Should I Have Both a Will and a Trust to Protect My Family and My Assets?

A very common question that we will receive from clients is whether they need a Will and a Trust, do they need a Will in place of Trust, or do they just need a Will? This can be a rather difficult question to answer because this may depend on the unique set of circumstances for each family. When we first sit down with a family or an individual discussing estate planning we will always ask what is most important to you and your family. After we get an understanding on what the family wants, then we can provide a recommendation on which estate planning legal strategy is best for this family given their unique set of circumstances.

However, when a family says that they are concerned about their children and want to make sure that all of their assets pass quickly and easily to their children immediately after death, this is very common a situation where a revocable living trust would be one way to accomplish their estate planning legal objectives.

A revocable living trust is separate legal document and a separate legal entity that will hold ownership of all of your assets during your lifetime. In addition, at your death, your Will is going to direct that your assets will be distributed in accordance with the provisions of the revocable living trust. This is commonly referred to as a pour over Will. Now, this document is a completely separate and distinct legal entity. What I mean by this is that the trust will own and hold of all of your assets, instead of you owning your assets personally. For example, instead of you owning your home and investment accounts as John Smith, you will instead own these assets of John Smith as Trustee of the John Smith Revocable Living Trust.

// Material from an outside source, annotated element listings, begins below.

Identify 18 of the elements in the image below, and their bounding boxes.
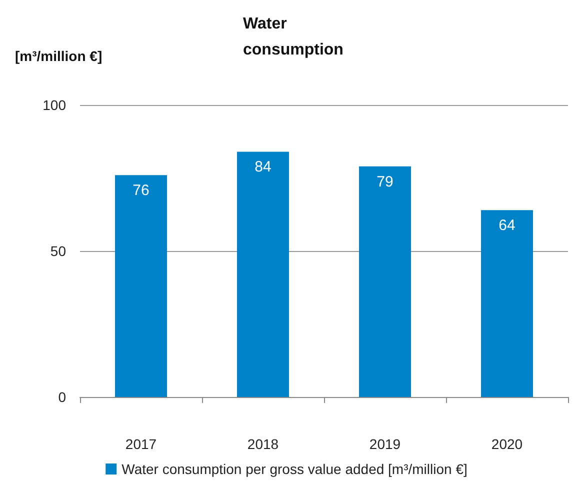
y-axis-title: [m³/million €]: [15, 48, 102, 64]
y-tick-label: 0: [58, 389, 66, 405]
y-tick-label: 50: [50, 243, 66, 259]
x-tick-label: 2017: [125, 436, 157, 452]
x-tick-label: 2019: [369, 436, 401, 452]
bar: [115, 175, 167, 397]
y-tick-label: 100: [42, 97, 66, 113]
bar: [481, 210, 533, 397]
chart-title: Water consumption: [243, 16, 344, 58]
x-tick-label: 2018: [247, 436, 279, 452]
bar: [237, 152, 289, 397]
legend-label: Water consumption per gross value added [m³/million €]: [122, 461, 468, 477]
data-label: 76: [132, 182, 150, 200]
data-label: 84: [254, 158, 272, 176]
data-label: 64: [498, 217, 516, 234]
bar: [359, 166, 411, 397]
x-tick-label: 2020: [491, 436, 523, 452]
data-label: 79: [376, 173, 394, 190]
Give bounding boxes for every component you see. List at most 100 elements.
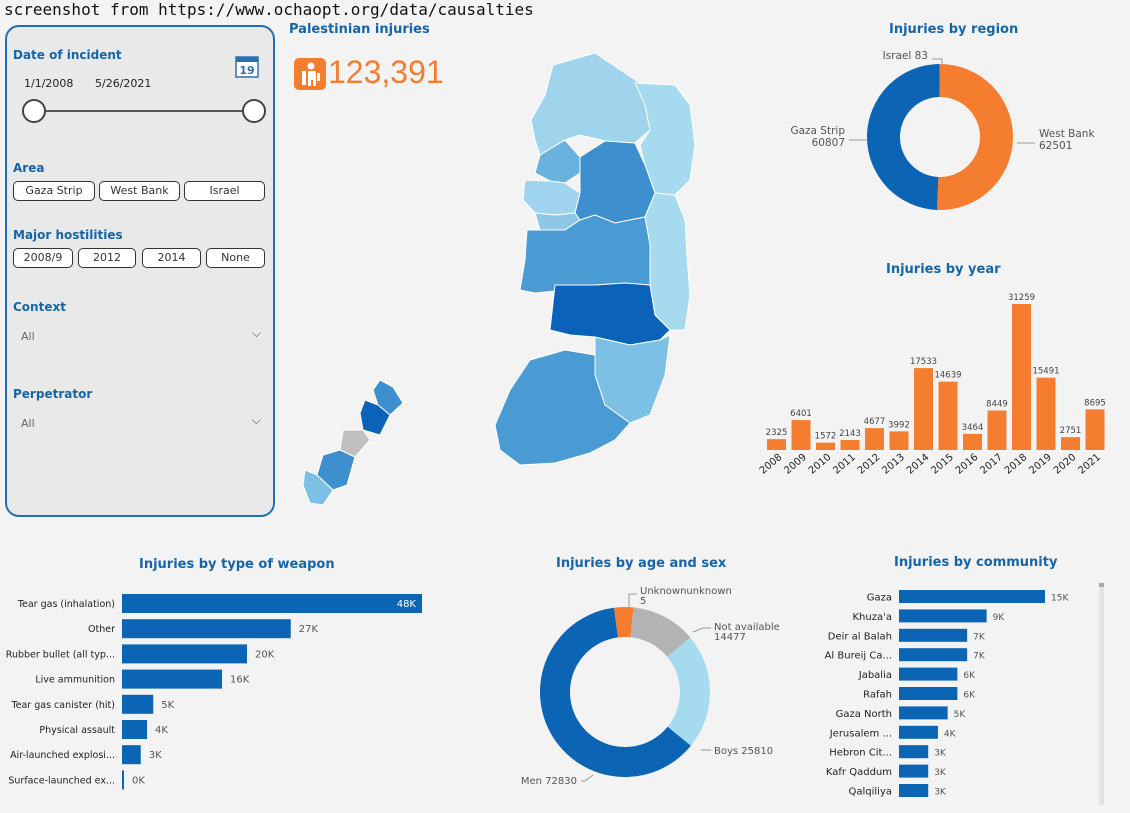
community-bar[interactable] [899,784,929,797]
weapon-bar[interactable] [122,594,422,613]
year-bar-2014[interactable] [914,368,933,450]
calendar-icon[interactable]: 19 [235,54,259,78]
area-chip-gaza-strip[interactable]: Gaza Strip [13,181,95,201]
perpetrator-dropdown[interactable]: All ⌵ [21,413,261,430]
hostilities-chip-2008-9[interactable]: 2008/9 [13,248,73,268]
year-bar-2010[interactable] [816,442,835,450]
year-value-label: 2325 [766,428,788,438]
weapon-chart-title: Injuries by type of weapon [139,557,335,572]
donut-slice-unknownunknown[interactable] [613,607,618,638]
year-value-label: 8449 [986,400,1008,410]
community-bar[interactable] [899,745,929,759]
community-value-label: 6K [963,671,976,681]
year-bar-2016[interactable] [963,433,982,450]
map-region-qalqiliya[interactable] [522,179,581,216]
hostilities-chip-none[interactable]: None [206,248,265,268]
map-region-jenin[interactable] [530,52,651,156]
agesex-label-na-name: Not available [714,622,780,633]
year-bar-2013[interactable] [889,431,909,450]
community-bar[interactable] [899,687,958,700]
hostilities-chip-2012[interactable]: 2012 [78,248,136,268]
area-chip-israel[interactable]: Israel [184,181,265,201]
community-bar[interactable] [899,648,968,662]
donut-slice-west-bank[interactable] [937,64,1014,210]
donut-slice-gaza-strip[interactable] [867,64,940,210]
community-bar[interactable] [899,628,968,642]
weapon-value-label: 16K [230,675,250,686]
year-bar-2019[interactable] [1036,377,1056,450]
date-start[interactable]: 1/1/2008 [24,77,74,90]
weapon-value-label: 3K [149,750,162,761]
weapon-bar[interactable] [122,619,291,639]
region-map[interactable] [295,45,705,515]
scrollbar-thumb[interactable] [1099,583,1104,587]
map-region-hebron[interactable] [494,349,631,466]
community-chart-title: Injuries by community [894,555,1058,570]
hostilities-chip-2014[interactable]: 2014 [142,248,201,268]
source-caption: screenshot from https://www.ochaopt.org/… [4,0,534,19]
year-value-label: 3992 [888,420,910,430]
date-slider-end-handle[interactable] [242,99,266,123]
donut-slice-men[interactable] [540,607,691,777]
year-bar-chart[interactable]: 2325 2008 6401 2009 1572 2010 2143 2011 4677 2012… [745,280,1115,500]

The primary benefit of the trust is that when John Smith dies, since John Smith individually did not own any assets in his name, then there are no assets to go through probate. This way, when John Smith dies, all of John’s children will immediately have access to all of his assets without having to go through the long and drawn out probate court process.

Therefore, for families who have a primary concern of avoiding probate and making the estate settlement process simple for their family, a revocable living trust and a last will and testament would be one way to accomplish their estate legal goals and objectives.